10.2.25

Finícios

Não, meu leitor, não quis escrever fenícios, de quem quase nada saberia falar. Inventei uma palavrinha (não o alfabeto), se é que inventei, haja vista que não há muita criatividade em juntar o fim e o início.

Essa pequena pérola de gosto duvidoso me ocorreu ao me dar conta de que ainda em janeiro já havia perdido um primo, visto a padaria que frequentei por vinte e oito anos ser fechada e, como se não bastasse, assistido ao Trump voltar à presidência dos EUA, agora mais poderoso e sem a preocupação de esconder seus pendores autoritários, fascistas.

Meu primo está morto. Ele – preciso contar a vocês, por favor, escutem, mesmo sem interesse – nasceu em São Paulo e jovenzinho começou a passar férias na minha cidade natal. Nos tornamos amigos. Eu o invejava não só por ele ser bonito, mas por também ser desembaraçado. Uma vez, fomos tomar um ônibus e, mal chegamos à rodoviária, ele já conversava com uma menina e, mais que isso, dava uma mordida na maçã que ela comia. Seriam Adão e Eva não fosse a minha presença nem um pouco divina, mas cerceadora. Esse dom o levou a trabalhar com turismo e viver na Bahia, onde se deu nosso último encontro, em 2016. Me ocorre outra lembrança: no final dos anos de 1970, andávamos pela avenida do Contorno, em Belo Horizonte, e discutíamos como seriam os fogões do ano 2000. Não guardo ideia de como chegamos a esse assunto e me pergunto por que não apaguei tamanha insignificância da memória. Um palpite: o afeto é alimentado de miudezas, de verdadeiras bobagens. 

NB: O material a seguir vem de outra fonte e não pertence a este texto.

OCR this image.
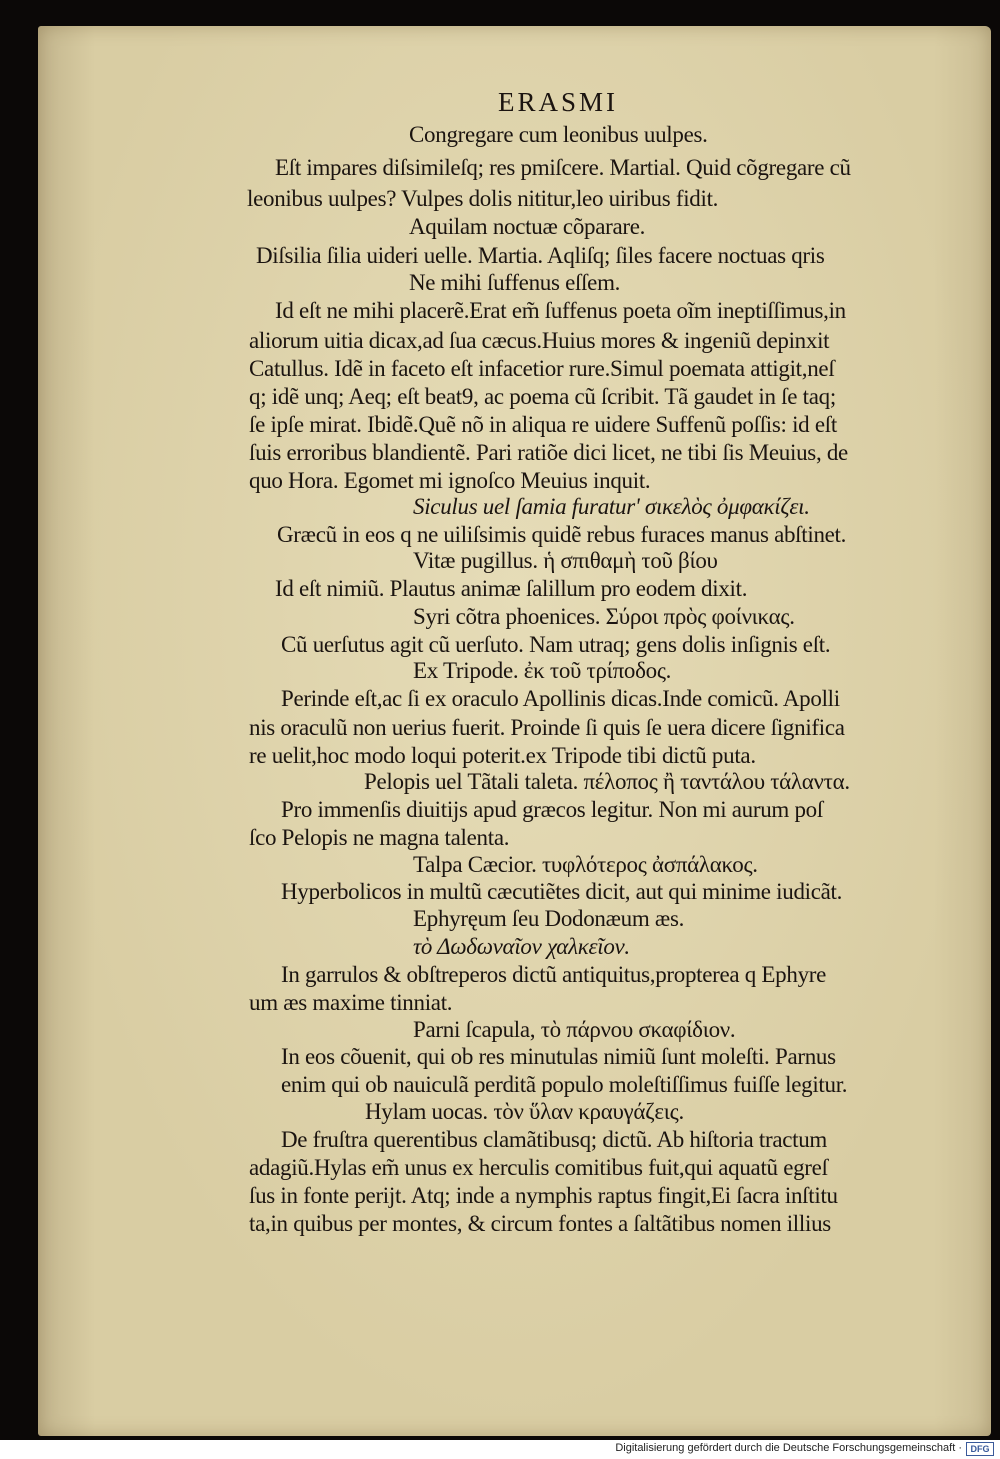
ERASMI
Congregare cum leonibus uulpes.
Eſt impares diſsimileſq; res pmiſcere. Martial. Quid cõgregare cũ
leonibus uulpes? Vulpes dolis nititur,leo uiribus fidit.
Aquilam noctuæ cõparare.
Diſsilia ſilia uideri uelle. Martia. Aqliſq; ſiles facere noctuas qris
Ne mihi ſuffenus eſſem.
Id eſt ne mihi placerẽ.Erat em̃ ſuffenus poeta oĩm ineptiſſimus,in
aliorum uitia dicax,ad ſua cæcus.Huius mores & ingeniũ depinxit
Catullus. Idẽ in faceto eſt infacetior rure.Simul poemata attigit,neſ
q; idẽ unq; Aeq; eſt beat9, ac poema cũ ſcribit. Tã gaudet in ſe taq;
ſe ipſe mirat. Ibidẽ.Quẽ nõ in aliqua re uidere Suffenũ poſſis: id eſt
ſuis erroribus blandientẽ. Pari ratiõe dici licet, ne tibi ſis Meuius, de
quo Hora. Egomet mi ignoſco Meuius inquit.
Siculus uel ſamia furatur' σικελὸς ὀμφακίζει.
Græcũ in eos q ne uiliſsimis quidẽ rebus furaces manus abſtinet.
Vitæ pugillus. ἡ σπιθαμὴ τοῦ βίου
Id eſt nimiũ. Plautus animæ ſalillum pro eodem dixit.
Syri cõtra phoenices. Σύροι πρὸς φοίνικας.
Cũ uerſutus agit cũ uerſuto. Nam utraq; gens dolis inſignis eſt.
Ex Tripode. ἐκ τοῦ τρίποδος.
Perinde eſt,ac ſi ex oraculo Apollinis dicas.Inde comicũ. Apolli
nis oraculũ non uerius fuerit. Proinde ſi quis ſe uera dicere ſignifica
re uelit,hoc modo loqui poterit.ex Tripode tibi dictũ puta.
Pelopis uel Tãtali taleta. πέλοπος ἢ ταντάλου τάλαντα.
Pro immenſis diuitijs apud græcos legitur. Non mi aurum poſ
ſco Pelopis ne magna talenta.
Talpa Cæcior. τυφλότερος ἀσπάλακος.
Hyperbolicos in multũ cæcutiẽtes dicit, aut qui minime iudicãt.
Ephyręum ſeu Dodonæum æs.
τὸ Δωδωναῖον χαλκεῖον.
In garrulos & obſtreperos dictũ antiquitus,propterea q Ephyre
um æs maxime tinniat.
Parni ſcapula, τὸ πάρνου σκαφίδιον.
In eos cõuenit, qui ob res minutulas nimiũ ſunt moleſti. Parnus
enim qui ob nauiculã perditã populo moleſtiſſimus fuiſſe legitur.
Hylam uocas. τὸν ὕλαν κραυγάζεις.
De fruſtra querentibus clamãtibusq; dictũ. Ab hiſtoria tractum
adagiũ.Hylas em̃ unus ex herculis comitibus fuit,qui aquatũ egreſ
ſus in fonte perijt. Atq; inde a nymphis raptus fingit,Ei ſacra inſtitu
ta,in quibus per montes, & circum fontes a ſaltãtibus nomen illius
Digitalisierung gefördert durch die Deutsche Forschungsgemeinschaft · DFG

Devo confessar que a padaria não era de excelência. Estava mais para inconstante. No dia que acertava a mão, produzia um francês de me fazer esquecer o da padaria do Neném, a da minha infância. Mas não raro a receita desandava. Acontece. Seja como for, quando uma empresa fecha, histórias tristes se insinuam. Pode ser que o dono não tenha resistido à concorrência. Pode ser que a família em conflito tenha renunciado ao negócio para não cultivar a rixa entre os herdeiros. Certo, certo mesmo, é que um fato desses aumenta a fila do desemprego. Alguns talvez logo se ajeitem, outros, não. No caso da padaria, o que será da moça da chapa, faladeira e simpática? Do moço do café e do suco de laranja, mestre em infernizar a vida da chapeira? Do Russo? O Russo, por onde ele anda? Já não estava na padaria havia tempo. Por que não perguntei por ele? Quando uma padaria é fechada, nos descobrimos menos atentos do que imaginamos ou piores do que parecemos ser.

Quanto ao Trump, bem, ele em si já é ruim – figura grotesca, de ideias torpes etc. –, mas pior ainda é que ele abre espaço para os seus iguais ou seguidores mundo afora. Digo uma verdade, palavra de sábio, praticamente de um fenício inventando o alfabeto: a civilização não evolui, os boçais, que ocupam os poderes, não deixam.

Ah, ia me esquecendo. Ainda em janeiro perdi minha paciência. Quer dizer, minha paciência com o verão.